Spousal support on the other hand is more discretionary in that there is no “fixed” amount per month. The duration of support also is more discretionary. Case law in the area of spousal support varies. This makes predictions in terms of how much support a payer must pay much more difficult to make. There are spousal support guidelines, (readily available on the internet) but these offer more of a benchmark than a fixed rule and also vary in terms of the suggested amount payable. When trying to determine what the appropriate amount of spousal support should be, some of the following factors are considered: the length of the marriage, the age and health of the parties, available employment opportunities, the effect that the marriage had on employment opportunities, the family’s standard of living during the marriage and the need for a recipient of support to stay home to take care of young children or adults with disabilities. This is not an exhaustive list.

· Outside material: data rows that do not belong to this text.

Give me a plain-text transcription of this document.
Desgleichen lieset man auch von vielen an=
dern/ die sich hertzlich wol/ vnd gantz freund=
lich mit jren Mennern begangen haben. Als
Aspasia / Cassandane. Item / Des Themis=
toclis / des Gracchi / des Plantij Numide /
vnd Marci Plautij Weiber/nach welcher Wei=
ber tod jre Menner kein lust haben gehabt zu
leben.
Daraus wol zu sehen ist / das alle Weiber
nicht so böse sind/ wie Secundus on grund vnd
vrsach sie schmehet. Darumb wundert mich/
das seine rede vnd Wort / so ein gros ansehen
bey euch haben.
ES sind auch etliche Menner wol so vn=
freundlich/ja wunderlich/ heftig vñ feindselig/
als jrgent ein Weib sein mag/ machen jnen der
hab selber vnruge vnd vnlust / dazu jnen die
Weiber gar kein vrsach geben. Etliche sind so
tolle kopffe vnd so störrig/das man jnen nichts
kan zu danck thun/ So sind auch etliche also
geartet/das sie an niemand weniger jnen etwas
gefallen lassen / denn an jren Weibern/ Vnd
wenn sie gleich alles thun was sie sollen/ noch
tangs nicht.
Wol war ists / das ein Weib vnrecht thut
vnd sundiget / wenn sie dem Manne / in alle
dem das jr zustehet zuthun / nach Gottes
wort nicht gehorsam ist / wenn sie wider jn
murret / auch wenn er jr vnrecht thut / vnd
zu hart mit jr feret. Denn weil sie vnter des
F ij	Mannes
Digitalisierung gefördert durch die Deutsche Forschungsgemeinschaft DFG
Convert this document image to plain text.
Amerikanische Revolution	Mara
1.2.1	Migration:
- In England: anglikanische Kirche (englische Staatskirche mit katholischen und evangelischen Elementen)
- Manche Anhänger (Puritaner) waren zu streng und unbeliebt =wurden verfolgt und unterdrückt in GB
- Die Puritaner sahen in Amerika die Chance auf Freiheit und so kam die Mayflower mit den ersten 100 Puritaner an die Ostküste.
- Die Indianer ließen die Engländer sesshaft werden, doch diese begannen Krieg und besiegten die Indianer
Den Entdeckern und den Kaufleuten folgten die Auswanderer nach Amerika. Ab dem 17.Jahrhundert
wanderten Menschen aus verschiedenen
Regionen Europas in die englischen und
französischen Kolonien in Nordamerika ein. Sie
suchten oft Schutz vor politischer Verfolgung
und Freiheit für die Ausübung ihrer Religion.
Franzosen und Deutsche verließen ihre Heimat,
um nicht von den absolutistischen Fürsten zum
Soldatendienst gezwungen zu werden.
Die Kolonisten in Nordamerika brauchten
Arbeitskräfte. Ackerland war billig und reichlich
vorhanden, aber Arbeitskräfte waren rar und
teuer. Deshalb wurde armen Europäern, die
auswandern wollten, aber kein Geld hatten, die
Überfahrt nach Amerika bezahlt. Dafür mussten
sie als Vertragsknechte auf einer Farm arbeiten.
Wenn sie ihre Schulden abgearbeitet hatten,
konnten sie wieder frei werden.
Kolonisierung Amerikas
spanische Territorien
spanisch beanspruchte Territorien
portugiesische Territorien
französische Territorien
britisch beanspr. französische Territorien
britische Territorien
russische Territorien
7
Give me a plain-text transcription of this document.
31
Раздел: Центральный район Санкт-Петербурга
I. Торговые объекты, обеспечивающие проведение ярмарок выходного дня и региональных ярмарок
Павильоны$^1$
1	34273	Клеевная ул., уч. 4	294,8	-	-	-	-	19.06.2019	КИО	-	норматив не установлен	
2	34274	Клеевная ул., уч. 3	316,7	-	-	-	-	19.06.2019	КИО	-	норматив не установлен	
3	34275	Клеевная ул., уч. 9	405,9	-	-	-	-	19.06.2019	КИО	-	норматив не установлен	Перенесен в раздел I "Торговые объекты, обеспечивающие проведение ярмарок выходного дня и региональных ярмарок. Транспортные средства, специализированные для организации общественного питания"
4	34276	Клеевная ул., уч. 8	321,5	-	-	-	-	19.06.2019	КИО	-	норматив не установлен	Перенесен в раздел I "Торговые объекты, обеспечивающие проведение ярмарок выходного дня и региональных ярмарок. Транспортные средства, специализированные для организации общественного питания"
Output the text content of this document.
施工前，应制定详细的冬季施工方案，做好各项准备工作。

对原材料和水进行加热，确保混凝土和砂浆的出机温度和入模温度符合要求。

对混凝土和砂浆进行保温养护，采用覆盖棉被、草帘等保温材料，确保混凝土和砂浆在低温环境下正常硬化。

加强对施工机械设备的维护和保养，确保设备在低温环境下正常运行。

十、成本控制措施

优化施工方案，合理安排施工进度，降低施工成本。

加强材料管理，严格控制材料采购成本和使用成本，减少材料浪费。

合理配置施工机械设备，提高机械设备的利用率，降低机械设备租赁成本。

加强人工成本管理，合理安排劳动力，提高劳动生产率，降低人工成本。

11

As each case is unique it is always best to consult with a family law lawyer to try to determine what the appropriate monthly support amount is. 


The Child, Youth and Family Services Act (CYFSA) is an Ontario Legislation that governs how child protection is regulated in the Province. There are numerous Children’s Aid Society’s across the province, representing different regions and cultures. For example, there is a Peel Children’s Aid Society, a Toronto Children’s Aid Society, a Halton Children’s Aid Society and a Catholic Children’s Aid Society of Toronto or a Jewish Child and Family Services Agency or a Native Child and Family Services agency. Depending on where one lives and what your cultural or religious background is, will depend which agency and courthouse one would fall under should they find themselves entangled in such a case.  Children’s Aid Society cases otherwise known as CAS cases or Child Protection are notoriously difficult cases. All the CAS agencies have the power to apprehend children and not have to justify the apprehension with a court of law for up to 5 days after the apprehension. The safety and wellbeing of children is at stake and children are deemed to be the most vulnerable people in our society.  As a result, many legal powers are afforded to CAS cases. For example, hearsay evidence otherwise inadmissible in a criminal trial, is admissible (with certain exceptions) in a CAS case. Past history of a parent is out on the table, on full display. Medical records can also become relevant and admissible.  CAS cases are usually zero sum cases whereby either the parent(s) will be able to demonstrate within a certain time frame that they are capable of parenting or if not have an alternative plan for the children (i.e., Kin or other family members) or the children can be ordered to be in extended society care (formerly called Crown Wardship) for the purpose of adoption. The stakes in these cases are extremely high.  Should the CAS want to talk to you or be at your doorstep, contact Mr. Baratz or another experienced family lawyer immediately to discuss your matter. These cases can be very time sensitive and decisions need to be made as soon as possible. The decisions and actions a parent takes early on in their CAS case can seriously impact the case in either direction.